053 (2/21)

朝から少し体がだるくて、もしかしたら夏バテかもしれないと思った。
でも、どうやらそうではないらしい。

「…わ、」

おろした下着についた血。……生理というやつだ。
4月にあった男女別の保健の授業を思い出す。
男子の方は分からないが、女子の授業では『初潮』というものを習った。
もう来ている子もいればこれから来る子もいますよ、と保健室の先生が言っていた。
ごく自然なことですよ、とも。

私にもそれが来たらしい。全然実感わかない。これと言った感想もない。
とりあえず、保健室行こう。たしか友達が、生理きたって言ってナプキンもらってた。
立ち上がり、ノブを下げる。水がザザー、と勢いよく流れ出たのを確認し、個室から出た。

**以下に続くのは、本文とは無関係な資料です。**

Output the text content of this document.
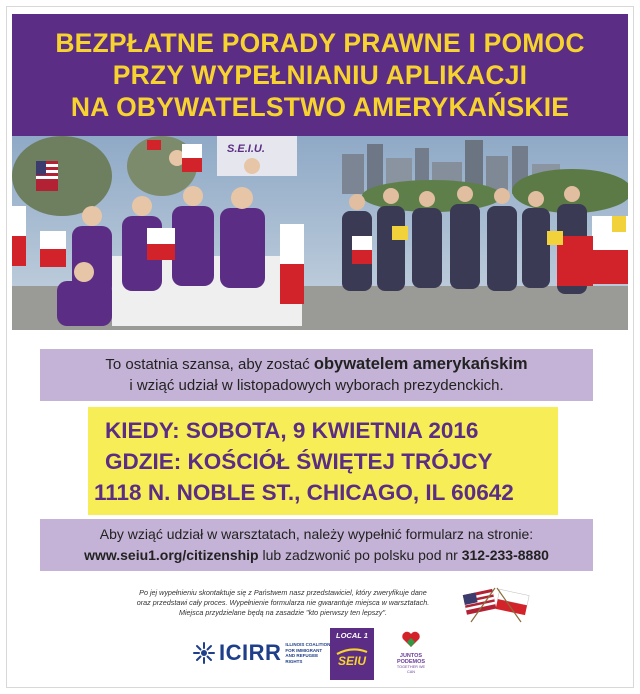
BEZPŁATNE PORADY PRAWNE I POMOC
PRZY WYPEŁNIANIU APLIKACJI
NA OBYWATELSTWO AMERYKAŃSKIE
S.E.I.U.
To ostatnia szansa, aby zostać obywatelem amerykańskim
i wziąć udział w listopadowych wyborach prezydenckich.
KIEDY: SOBOTA, 9 KWIETNIA 2016
GDZIE: KOŚCIÓŁ ŚWIĘTEJ TRÓJCY
1118 N. NOBLE ST., CHICAGO, IL 60642
Aby wziąć udział w warsztatach, należy wypełnić formularz na stronie:
www.seiu1.org/citizenship lub zadzwonić po polsku pod nr 312-233-8880
Po jej wypełnieniu skontaktuje się z Państwem nasz przedstawiciel, który zweryfikuje dane
oraz przedstawi cały proces. Wypełnienie formularza nie gwarantuje miejsca w warsztatach.
Miejsca przydzielane będą na zasadzie "kto pierwszy ten lepszy".
ICIRR ILLINOIS COALITION FOR IMMIGRANT AND REFUGEE RIGHTS
LOCAL 1
SEIU	JUNTOS PODEMOS
TOGETHER WE CAN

扉の向こう側から、微かだがたくさんの足音が聞こえる。
始業式が終わったのかな、きっと生徒たちが教室へ戻っているんだろう。
手を洗おうと蛇口をひねると、同時に誰かが入ってきた。

「どーも」

二年のシノヅカさんだ。バスケ部の先輩の。
同じ部活ということあって顔はよく知っているが、部活中以外に話したことはない。
トイレしに来たのかと思い「おはようございます」と挨拶をして手を洗っていると、猛烈な視線を向けられていることに気づく。
シノヅカさんが私を直視していた。

「………先輩?」
「あのさ」
「はい」

凄むような低い声と目線。
なんだか少し怖くなって、洗っていた手と水を止めた。

「噂で聞いたんだけどね」
「……はい」
「ミョウジさんさぁ、ハセガワくんと付き合ってるって本当?」
「え?」
「夏休みの間にさ、お祭りあったでしょ?そこで、ハセガワくんとミョウジさんが一緒にいるの見たって、アタシの友達が言ってたんだよね」

思いがけない質問にびっくりした。
冷静に「付き合ってないですよ」と返す。
シノヅカさんが手洗い台に腰掛け、腕を組んだ。

「じゃあなんで一緒にいたの?」
「ハセガワ先輩に、夏祭り一緒に行こうって誘われたんです」
「ふーん」
「………」
「じゃあ手を繋いでたのはなんで?」
「…それは、」
「付き合ってないとさ、手とか繋がないでしょ」
「誤解です…」
「どこが?」

シノヅカさんの顔が怖い。

「こ、転けそうになったのを支えてもらっただけです」
「……」
「手を繋いでたわけじゃないです」
「それ信じていいの?」
「…はい」

さっきまで聞こえていた沢山の足音が、今はもうない。
シノヅカさんの切れ長な瞳が、私の目の奥の奥を見定めている。
嘘を、ついてしまった。つく必要なんてないのに。
喉の奥が急激に乾いていく。
ばれませんように…と、それこそばれないように願う。

「…わかった」
「……」
「ま、アタシが実際見たわけじゃないし、今回はそーゆーことで」

そう言い残し、シノヅカさんは出て行った。扉が盛大に音を立てて閉まる。

「……はあ、」

緊張が解けた。
途端、忘れていた痛みが戻ってきて、お腹を押さえた。
なんで、あんな怖い顔をして、ハセガワ先輩とのことを聞かれなきゃいけないのか。
いや、理由はなんとなく分かる。多分、好きなんだろうな、ハセガワ先輩のこと。

「私のことは、嫌いだろうなあ…」

ハセガワ先輩の件もだけど、それ以前に数ヶ月前の記憶が蘇る。

入部して初めての5対5のゲーム。
一年の私を監督が急遽二年チームに入れた。そのとき代わりに抜かれたのが、シノヅカさんだ。
あの時のシノヅカさんの顔は、今さっき私に凄んだ時の顔と同じだった。

「…、」

思い出して気分が鬱になった。
教室戻ろう。っと…その前に保健室行かないとだった。忘れてた。

考えていても仕方ない。
シノヅカさんは一方的ではなく、私の言うことにも耳を傾けてくれたわけだ。悪い人じゃない。
ハセガワ先輩の件も、ゲームの時のことも、誰にも非はない。
今日も部活はあるわけで、シノヅカさんが引退するまで練習も一緒にするんだから。
考えない、考えない。

保健室行って、はやく教室戻ろうっと。